Every time I switch from Groovy to Java I have to remind myself that some things that seem so natural and work as expected in Groovy, don't work in Java. One of such differences is method dispatching. Groovy supports multiple dispatch, while Java does not. Therefore the following code works differently in Groovy and Java:

public class A {
public void foo(A a) { System.out.println("A/A"); }
public void foo(B b) { System.out.println("A/B"); }
}
public class B extends A {
public void foo(A a) { System.out.println("B/A"); }
public void foo(B b) { System.out.println("B/B"); }
}
public class Main {
public static void main(String[] args) {
A a = new A();
A b = new B();
a.foo(a);
b.foo(b);
}
}

$ java Main
A/A
B/A

$ groovy Main.groovy
A/A
B/B

Wednesday, June 01, 2011

Reversing Groovy switch statement

Recently I've been working on a Groovy code that had many methods with long multibranch conditionals like this:

def parse(message, options) {
if (options.contains('A')) {
parseARule message
} else if (options.contains(2)) {
parseSmallDigitRule message
...
} else if (options.contains(something)) {
parseSomeRule message
} else {
parseSomeOtherRule message
}
}

Although this code is working, it is hard to see which branch is called under which condition.
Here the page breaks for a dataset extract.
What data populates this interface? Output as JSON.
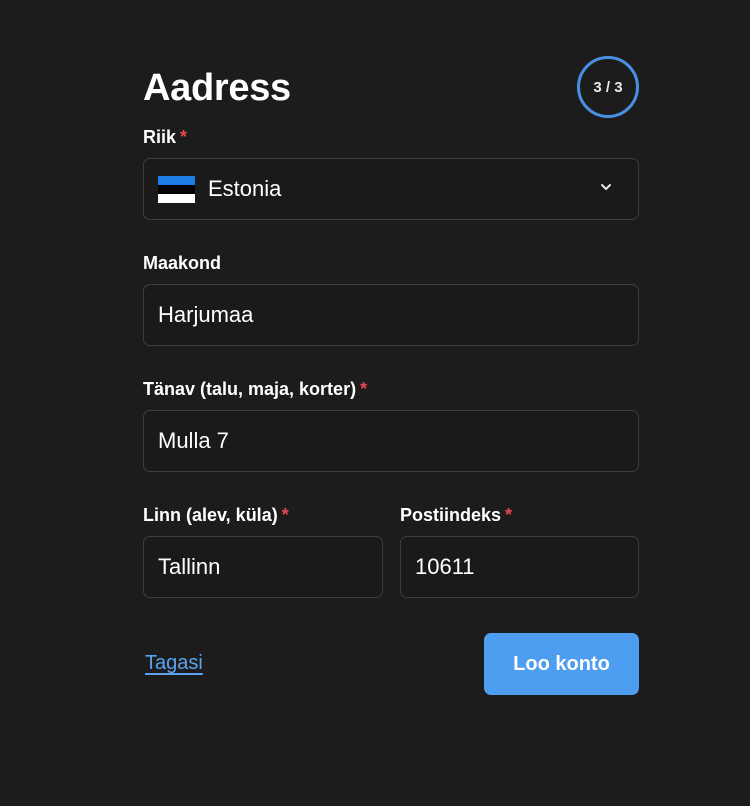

It would be much better if we could replace this code with something like Lisp cond macro. The best candidate for such a task in Groovy would be a switch statement. If we could only refactor the code above to something like following, it would significantly improve readability:

def parse(message, options) {
switch (options) {
case 'A' : return parseARule(message)
case 2 : return parseSmallDigitRule(message)
...
case ... : return parseSomeRule(message)
default : return parseSomeOtherRule(message)
}
}

Unfortunately, this code doesn't work out of the box in Groovy, but it works if we do some metaprogramming.

The way switch statement works in Groovy is a bit different than in Java. Instead of equals() it uses isCase() method to match case-value and switch-value. The default implementation of isCase() method falls back to equals() method, but some classes, including Collection, override this behaviour. That's why in Groovy you can do things like this:

switch (value) {
case ['A','E','I','O','U'] : return 'vowel'
case 0..9 : return 'digit'
case Date : return 'date'
default : return 'something else'
}

For our purposes we need some sort of reverse switch, where collection is used as a switch-value, and String and Integer are used as a case-value. To do this we need to override default implementation of isCase() method on String and Integer classes. It's not possible in Java, but is very easy in Groovy. You can change method implementation globally by replacing it in corresponding meta class, or locally with the help of categories. Let's create a category that swaps object and subject of isCase() method:

class CaseCategory {
static boolean isCase(String string, Collection col) {
reverseCase(string, col)
}
static boolean isCase(Integer integer, Collection col) {
reverseCase(integer, col)
}
// Add more overloaded methods here if needed

private static boolean reverseCase(left, right) {
right.isCase(left)
}
}

Now we can use this category to achieve the goal we stated at the beginning of this post:

def parse(message, options) {
use (CaseCategory) {
switch (options) {
case 'A' : return parseARule(message)
case 2 : return parseSmallDigitRule(message)
...
case ... : return parseSomeRule(message)
default : return parseSomeOtherRule(message)
}
}
}

If you are comfortable with global method replacement, you can amend String and Integer meta classes. In this case you don't need to wrap switch statement with use keyword.

Anyways, with or without category, the final code looks better than the original noisy if-else chain. And you have learned the technique of reversing switch statement.